Afferrò elmo e scudo e uscì di casa, desideroso di dirigersi presso il Partenone, dove avrebbe dovuto incontrare i suoi soldati prima della scelta delle guardie d’onore per la processione del pomeriggio.
Camminò lentamente, gustandosi la vista del sole ancora basso sulla città e l’odore dei gelsomini in fiore, calciando le pietre che incontrava sul sentiero.
Raggiunse in poco tempo l’acropoli e, con sua grande sorpresa, vi trovò tutti i suoi opliti, in netto anticipo: stavano correndo e facendo flessioni, pronti a una nuova ed estenuante giornata; tra loro scorse anche Arethas.
<< Soldati! >> urlò Carthos, riuscendo ad ottenere l’attenzione; tutti i giovani si sistemarono in fila di fronte al generale.
<< Oggi è un grande giorno: uno di voi verrà scelto e diventerà guardia d’onore insieme a me e ad altri cinque generali. >>
Fece una pausa studiando lo sguardo dei giovani uomini che aveva di fronte, impauriti, timorosi, nervosi, quando incontrò gli occhi di Arethas: non c’era tensione nei suoi grandi occhi blu, né un minimo di dubbio; Carthos vi scorgeva solo tenacia.
Alzò gli occhi al cielo e riprese: << Una guardia d’onore deve essere uno stratega, prima che un  guerriero. Deve difendere la sua patria, i suoi uomini e per farlo bisogna che sia astuto; poprio con questo spirito vi sfiderete oggi. Lasciate gli scudi, soldati. >>
Le sue parole stupirono i giovani che, riluttanti, sistemarono le armi accanto alle bianche colonne del tempio e si organizzarono in una lunga fila orizzontale.
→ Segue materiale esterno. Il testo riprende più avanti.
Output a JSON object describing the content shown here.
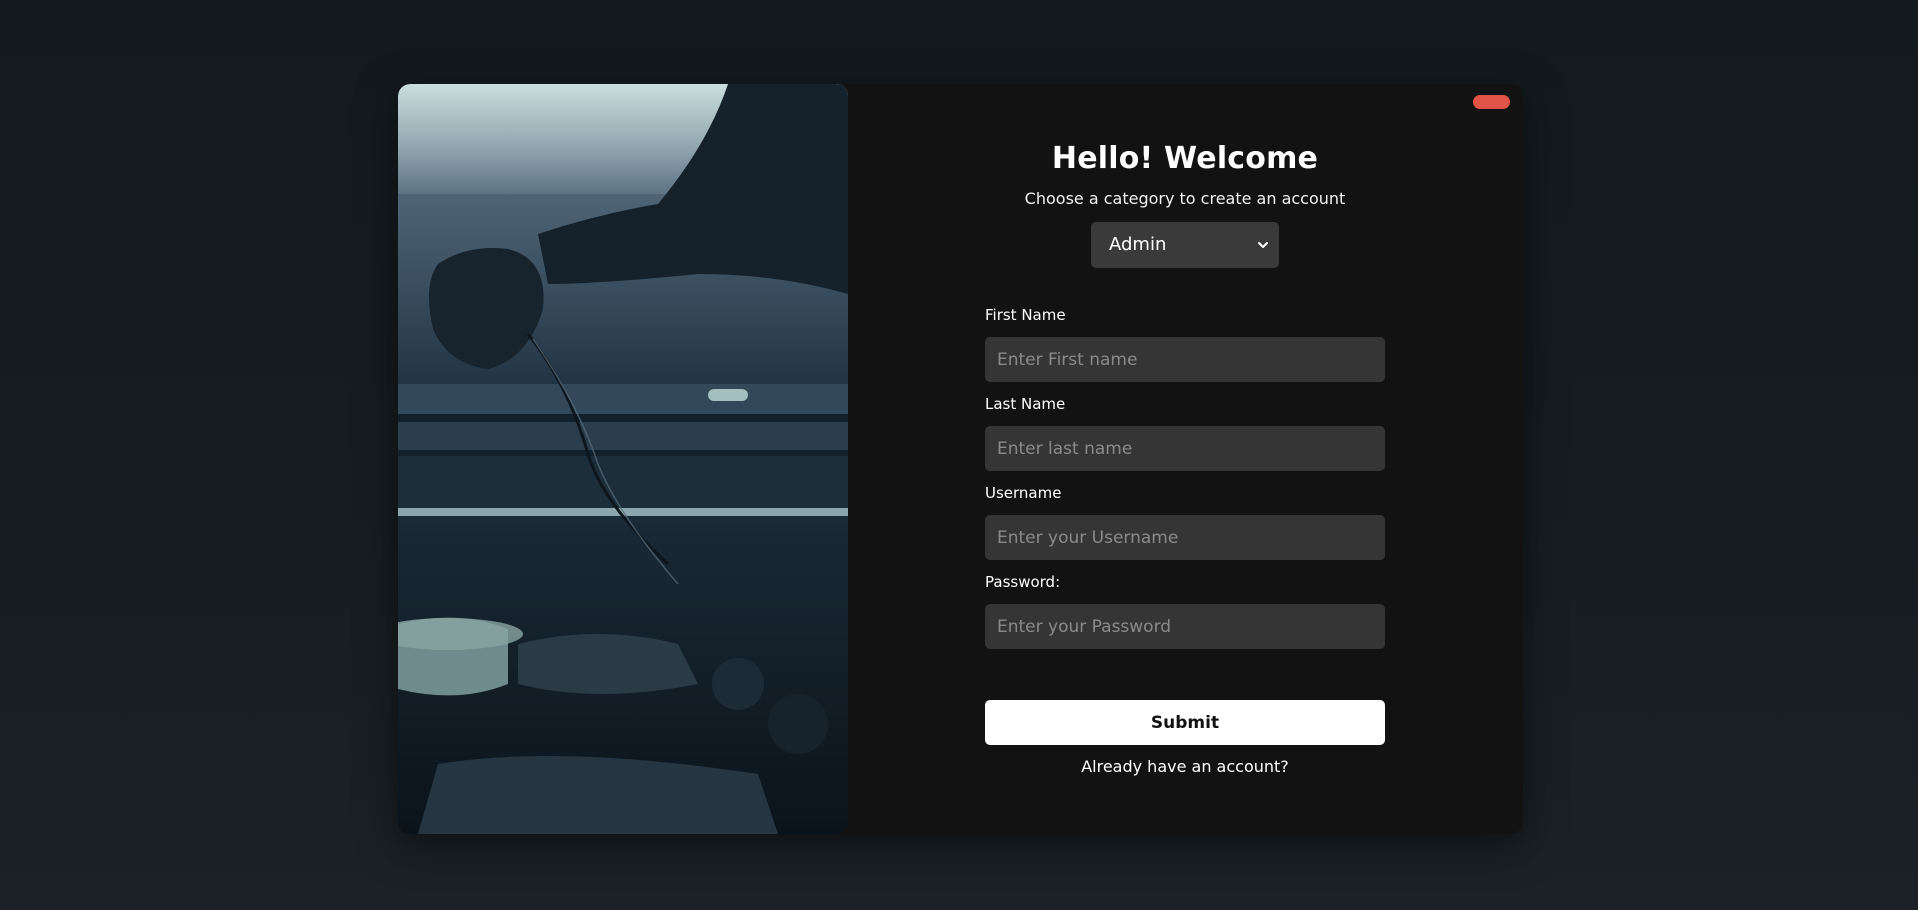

Carthos cominciò a elencare le regole del gioco: ogni uomo avrebbe finto di essere un generale e esposto la propria strategia d’attacco contro l’esercito nemico.
I soldati presero la sfida sul serio, ma il generale si accorgeva sempre più di come fossero uomini che puntavano solo sulla propria forza bruta: attacchi frontali, sfide singole tra generali nemici, assalti.
Ad uno ad uno scartava gli opliti, fino a quando non arrivò il turno di Arethas che cominciò a parlare di stratagemmi e astuzie, di attacchi laterali affidati a piccole circoscrizioni e di strategie di difesa: era talmente appassionato e convincente che tutti si fermarono ad ascoltarlo ammaliati, senza accorgersi del tempo che passava.
Quando finì, Carthos si alzò in piedi, senza parlare, annuì e si allontanò.
Al suo ritorno reggeva in mano un elmo di bronzo lucidissimo che rifletteva i raggi del sole e sembrava brillare di luce propria.
C’era un religioso silenzio attorno al generale, si sentiva solo il vento soffiare tra i rami di quei pochi ulivi argentei che profumavano l’acropoli; perfino gli uccelli si erano zittiti.
Carthos alzò l’elmo e lo posò delicatamente sulla ricciuta testa corvina di Arethas che gli restituì uno sguardo a metà fra lo spaesato e lo sconcertato e, dopo qualche secondo, si levarono urla di gioia e congratulazioni tra i compagni soldati; nessuno era invidioso o geloso, tutti conoscevano e stimavano le capacità del giovane ed erano sicuri che avrebbe portato a termine il suo compito.
Tra i canti e le risate degli amici, Arethas cercava solo un paio di occhi, quelli profondi come gli abissi del suo generale; li trovò che lo stavano fissando, colmi di stima e di orgoglio.
E in quel preciso momento Arethas capì che era l’uomo più fortunato del mondo.
Quanto vale uno sguardo? Può sanarci e distruggerci, plasmarci e disfarci e può farci sentire immensamente adeguati; ed era così che il soldato si sentiva: non aveva timore o ansia, sapeva che, se il suo generale aveva scelto lui, sarebbe stato pienamente adeguato al suo compito.